In the Philippines, a history of the US meddling with a dictatorship

Washington’s abrupt and forceful operation in Caracas on Saturday resulted not only in the “capture” of Venezuelan President Nicolas Maduro, but also in widespread concern that the United States has once again engineered a regime change in the Global South.
From the infamous Bay of Pigs invasion against Cuban leader Fidel Castro in the 1960s to Operation Just Cause, which led to the US invasion of Panama in the late 1980s, Washington has a long record of planned — and at times successful — operations aimed at shaping political outcomes in its backyard.
Notably, such interventions have tended to target governments whose leaders the US considers hostile or unreliable.
Yet as the world’s dominant superpower — both economically and militarily — the US has not confined its political interventions to neighbouring states. Its influence has extended far beyond the Americas, reaching countries separated by vast oceans.
Marcos dictatorship in the Philippines
In the Philippines, a Southeast Asian nation more than 8,000 miles from the US, Washington also played a consequential role during a period of authoritarian rule — and later, a limited but pivotal role in its collapse.
Ronald and Nancy Reagan were personal friends of Ferdinand Marcos Sr. and Imelda Marcos, then president and first lady, whose names are inseparable from what Filipinos describe as a “conjugal dictatorship” that ruled the country from 1965 until its downfall in 1986.

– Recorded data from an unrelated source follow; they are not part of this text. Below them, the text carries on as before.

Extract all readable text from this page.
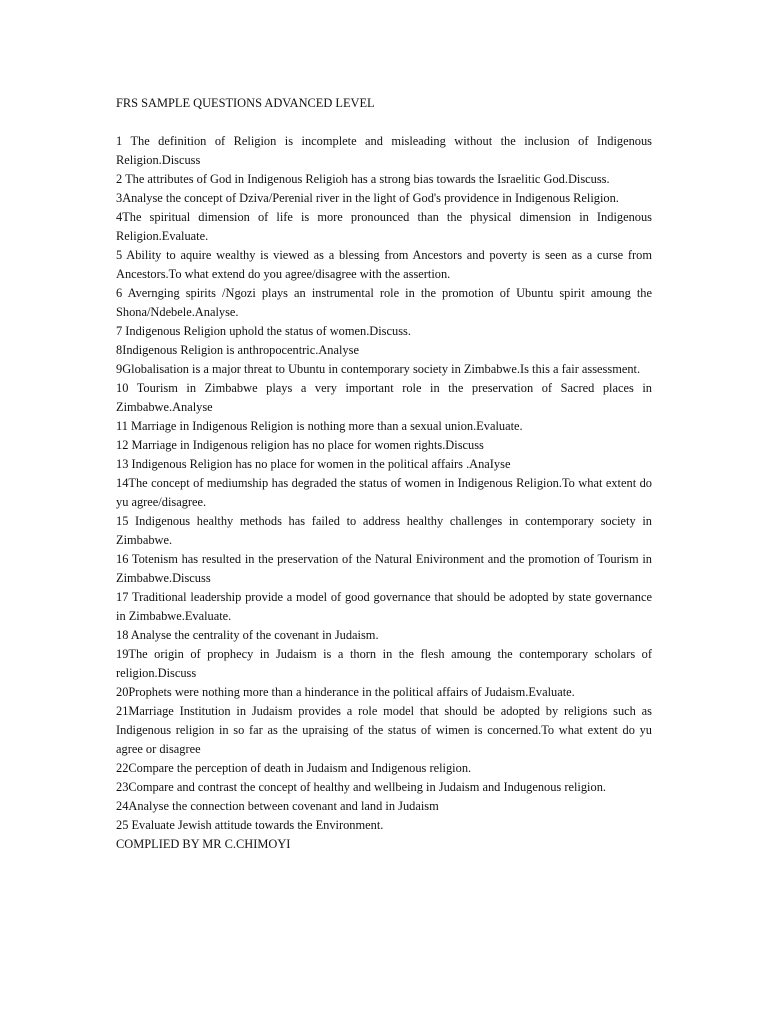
FRS SAMPLE QUESTIONS ADVANCED LEVEL

1 The definition of Religion is incomplete and misleading without the inclusion of Indigenous Religion.Discuss
2 The attributes of God in Indigenous Religioh has a strong bias towards the Israelitic God.Discuss.
3Analyse the concept of Dziva/Perenial river in the light of God's providence in Indigenous Religion.
4The spiritual dimension of life is more pronounced than the physical dimension in Indigenous Religion.Evaluate.
5 Ability to aquire wealthy is viewed as a blessing from Ancestors and poverty is seen as a curse from Ancestors.To what extend do you agree/disagree with the assertion.
6 Avernging spirits /Ngozi plays an instrumental role in the promotion of Ubuntu spirit amoung the Shona/Ndebele.Analyse.
7 Indigenous Religion uphold the status of women.Discuss.
8Indigenous Religion is anthropocentric.Analyse
9Globalisation is a major threat to Ubuntu in contemporary society in Zimbabwe.Is this a fair assessment.
10 Tourism in Zimbabwe plays a very important role in the preservation of Sacred places in Zimbabwe.Analyse
11 Marriage in Indigenous Religion is nothing more than a sexual union.Evaluate.
12 Marriage in Indigenous religion has no place for women rights.Discuss
13 Indigenous Religion has no place for women in the political affairs .AnaIyse
14The concept of mediumship has degraded the status of women in Indigenous Religion.To what extent do yu agree/disagree.
15 Indigenous healthy methods has failed to address healthy challenges in contemporary society in Zimbabwe.
16 Totenism has resulted in the preservation of the Natural Enivironment and the promotion of Tourism in Zimbabwe.Discuss
17 Traditional leadership provide a model of good governance that should be adopted by state governance in Zimbabwe.Evaluate.
18 Analyse the centrality of the covenant in Judaism.
19The origin of prophecy in Judaism is a thorn in the flesh amoung the contemporary scholars of religion.Discuss
20Prophets were nothing more than a hinderance in the political affairs of Judaism.Evaluate.
21Marriage Institution in Judaism provides a role model that should be adopted by religions such as Indigenous religion in so far as the upraising of the status of wimen is concerned.To what extent do yu agree or disagree
22Compare the perception of death in Judaism and Indigenous religion.
23Compare and contrast the concept of healthy and wellbeing in Judaism and Indugenous religion.
24Analyse the connection between covenant and land in Judaism
25 Evaluate Jewish attitude towards the Environment.

COMPLIED BY MR C.CHIMOYI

The parents of incumbent Philippine President Ferdinand Marcos Jr., Ferdinand Sr. and Imelda Marcos are believed to have plundered an estimated $10 billion from state coffers — a figure some now say may have grown to as much as $30 billion. As of 2020, only about $3 billion had been recovered.
Years of human rights abuses, corruption and media censorship gradually weakened the regime’s grip on power, particularly after the 1984 assassination of prominent opposition leader Benigno Aquino Jr., a killing widely linked to the Marcoses.
In 1986, a largely peaceful uprising — following years of unrest — toppled the Marcos regime. The family was flown into exile in Hawaii in an operation coordinated by the US under Reagan.
Ultimately, it was Filipinos themselves who overthrew the dictatorship.
The same cannot be said of Venezuela, where the 13-year rule of Maduro ended on Saturday following a US-led extraction. Several leaders in Southeast Asia, including Malaysian Prime Minister Anwar Ibrahim, argued that Venezuelans should have been allowed to determine their own political future.
Almost
Archival records show, however, that Washington came close to directly intervening to hasten Marcos’s removal. A January 1986 report by the New York Times, published a month before the EDSA People Power Revolution, noted that a consensus had already formed within the Reagan administration that Marcos’s exit was necessary to protect US interests.
“But the Administration has decided not to push Mr. Marcos from power by covert means, although that was considered by some officials, or by public attacks on him, although some officials have also come close to this,” the report said.
Reagan’s personal attachment to Marcos was believed to have influenced that restraint. According to one aide, the US president had long viewed Marcos as a “hero on a bubble-gum card he had collected as a kid.”
In January 1984, the US State Department recommended exerting economic pressure on Marcos to force reforms. Reagan agreed to limited pressure, but warned that abandoning Marcos entirely would risk confronting “a Communist power in the Pacific”.
“We’ve agreed that he should be told I’m recommending he step down & we’ll take the lead in negotiating his safety & offering him sanctuary in the U.S.,” Reagan wrote in his diary, made available online by the Reagan Presidential Library and Museum in California.
Post-revolt
The EDSA uprising ushered in the presidency of Corazon Aquino, the widow of the slain opposition leader, who served as president until 1992. During her term, the Philippines adopted a new charter — the 1987 Constitution — which remains in force today.
Reagan even attempted to persuade Aquino to allow Marcos to remain in the Philippines.
“He says he wants to live out his life in the Philippines. Well we’ll try to negotiate that,” Reagan said at the time. When those efforts failed, he pledged protection for Marcos in exile: “We’re going to provide S[ecret] S[ervice] protection for a limited time. So—no civil war and we’ve proceeded to recognize the new Philippine govt.”
The Marcos family was allowed to return to the Philippines in 1991, a controversial decision by Aquino that enabled the once-deposed clan to rebuild its political fortunes — a process that culminated in 2022, when, 36 years after their ouster, a Marcos once again assumed the presidency.
For the US, Reagan was said to have been “pained” by the downfall of his longtime pals. His confidence in them eventually eroded as evidence of their corruption mounted. In October 1988, a federal grand jury in New York indicted Ferdinand and Imelda Marcos on charges of embezzling more than $100 million to purchase three Manhattan properties.